We may need to work on these passages initially without the left hand, in order to eliminate the coordination problems that the left hand adds to the passage. If we still have difficulties with this bowstroke (for those of us with less sporting talent), these faster “half-on/half-off” portatos can usually be substituted quite well by separate bow strokes, “brushed” rather than legato, in the upper half of the bow, as in this alternative bowing for the above example:

Or else an even easier solution is to simply change the bowings, so that the fast portato notes can be played semi-spiccato with separate bows in the middle of the bow as in the following alternative:

Now, let’s take a look at hooked bowings.


To explore the differences between these two bowings it helps to look at the extreme versions of each:

There seem to be two main factors which differentiate between portato and hooked bowings: the amount of separation between the notes, and the degree of symmetry in the accentuation of the notes. As a general rule it appears that portato bowings seem to be both more symmetrically accented (pulsated) and more connected (legato) than hooked ones.

The amount of separation between the notes in the same bowdirection is determined by only a small physical difference for our right hand and arm, but it can be responsable for an enormous musical difference between “hooked” and “portato” bowings. Whereas portato is a strong and deliberate musical effect, hooked bowings, by contrast, have no special musical effect and are nothing more than a mathematical means to better bowdivision, although we can (if we want) make the connection between the notes as legato as we wish. So whereas composers usually indicate portato very clearly, they seldom indicate hooked bowings.

But between the opposite extremes of, on the one hand, a large musical “gap” between the asymmetrically accented notes (“extreme” hooked bowings) and on the other hand only an almost imperceptible reduction in volume between the evenly pulsated notes (“extreme” portato) there is a large grey area in the middle where they can (and do) overlap. This is why both portato and hooked bowings are looked at together on this same page. The following musical example, in which all of the “successive bows in the same direction” are indicated by the red enclosures might help to illustrate this:


Which are “portato” and which are “hooked” ? The last three groups are definitely “hooked” because the second note of each belongs to the new phrase and is thus accented quite differently to the first note of each group. The first group also seems to be more hooked than portato because the accent on the first impulse (downbow) is much more than on the second impulse. But the second group could be either portato or hooked, depending on whether we phrase the two notes with equal accents (portato) or very unequal (hooked). In every case however our decision to group non-slurred notes within the same bowstroke is made with the objective of having greater control and sensitivity over the articulations of the notes than could be obtained with separate bows. Who cares whether we call them portatos or hooked bowings or any of the shades of grey in between.

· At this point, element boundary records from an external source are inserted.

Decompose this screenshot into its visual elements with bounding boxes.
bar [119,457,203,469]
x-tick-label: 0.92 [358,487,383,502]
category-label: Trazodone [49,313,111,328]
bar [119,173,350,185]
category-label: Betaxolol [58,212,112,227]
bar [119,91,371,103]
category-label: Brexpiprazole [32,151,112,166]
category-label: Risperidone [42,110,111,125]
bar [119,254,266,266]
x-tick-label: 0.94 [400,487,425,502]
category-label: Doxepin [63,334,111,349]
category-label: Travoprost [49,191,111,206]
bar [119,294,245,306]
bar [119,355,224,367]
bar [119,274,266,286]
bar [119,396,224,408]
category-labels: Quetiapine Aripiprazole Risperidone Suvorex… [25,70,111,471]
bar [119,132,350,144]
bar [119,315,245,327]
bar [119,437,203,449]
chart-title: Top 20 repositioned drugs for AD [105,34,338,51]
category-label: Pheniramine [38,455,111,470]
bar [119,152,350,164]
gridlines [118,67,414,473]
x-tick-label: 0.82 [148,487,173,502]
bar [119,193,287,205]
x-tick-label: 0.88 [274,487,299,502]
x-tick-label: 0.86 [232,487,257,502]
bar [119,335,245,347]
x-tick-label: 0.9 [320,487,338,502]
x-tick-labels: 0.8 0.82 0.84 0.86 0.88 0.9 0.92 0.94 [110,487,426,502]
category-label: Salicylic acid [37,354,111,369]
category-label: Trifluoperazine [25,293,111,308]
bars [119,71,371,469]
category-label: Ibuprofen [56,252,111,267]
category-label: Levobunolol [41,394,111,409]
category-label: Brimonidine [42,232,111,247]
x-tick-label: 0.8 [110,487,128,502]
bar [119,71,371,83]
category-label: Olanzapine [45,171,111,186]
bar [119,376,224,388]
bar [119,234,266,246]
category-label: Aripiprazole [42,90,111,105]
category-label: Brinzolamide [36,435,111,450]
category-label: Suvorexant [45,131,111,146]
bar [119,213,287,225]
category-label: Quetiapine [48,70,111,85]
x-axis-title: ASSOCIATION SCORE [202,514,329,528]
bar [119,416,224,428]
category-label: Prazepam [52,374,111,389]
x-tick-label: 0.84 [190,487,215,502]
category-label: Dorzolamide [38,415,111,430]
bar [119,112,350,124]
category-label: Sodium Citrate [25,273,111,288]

Whereas portato bowings give a definite musical, expressive effect that is usually specified by the composer, we use hooked bowings entirely at our own discretion, normally to solve potential bowdivision problems. Let’s look now at some different cases:


In order to play as expressively and as easily as possible, we need to plan our bowing directions (bow choreography) so that they take us effortlessly to where we want to be in the bow. Certain musical effects are much easier (more natural) in a specific part of the bow or in a specific bow direction (diminuendo towards the tip, crescendo towards the frog, pianissimo at the tip, spiccato in the middle of the bow, sf at the frog etc).


In very asymmetrical passages – for example when a single short bow comes between two very long bows – the sudden increase in bow speed necessary to get back to the beginning of the bow for the start of the next long note can cause unwanted lumps, surges and accents. We can avoid these by playing the short note in the same bow as the preceding long note. The most obvious example for this is the “hooked” bowings we use for dotted rhythms:

This use of hooked bowings for navigating rythmically asymmetrical figures is looked at in more detail here.


We can choose this type of bowing, even when not specified by the composer, in order to obtain a greater legato than would otherwise be possible if we simply changed the bow. But more often than not, we will use this technique for combinations of these reasons as in the following examples:


Finding the “best” bowings to satisfy all the musical and technical demands of a passage is not a simple task. It can resemble a complex mathematical puzzle. In many situations, doing multiple impulses (articulations) in the same bow direction can be a very useful musical and technical tool. We can get comfortable with portato bowings quite quickly by simply using them in our left-hand exercises and drills instead of doing those drills with our more habitual slurred or separate bows. In this way we are accustoming our hands to the complex coordination that these bowings require, almost without realising it. One of the reasons that fast portato bowings feel so difficult is simply that we use (and practice) them so little!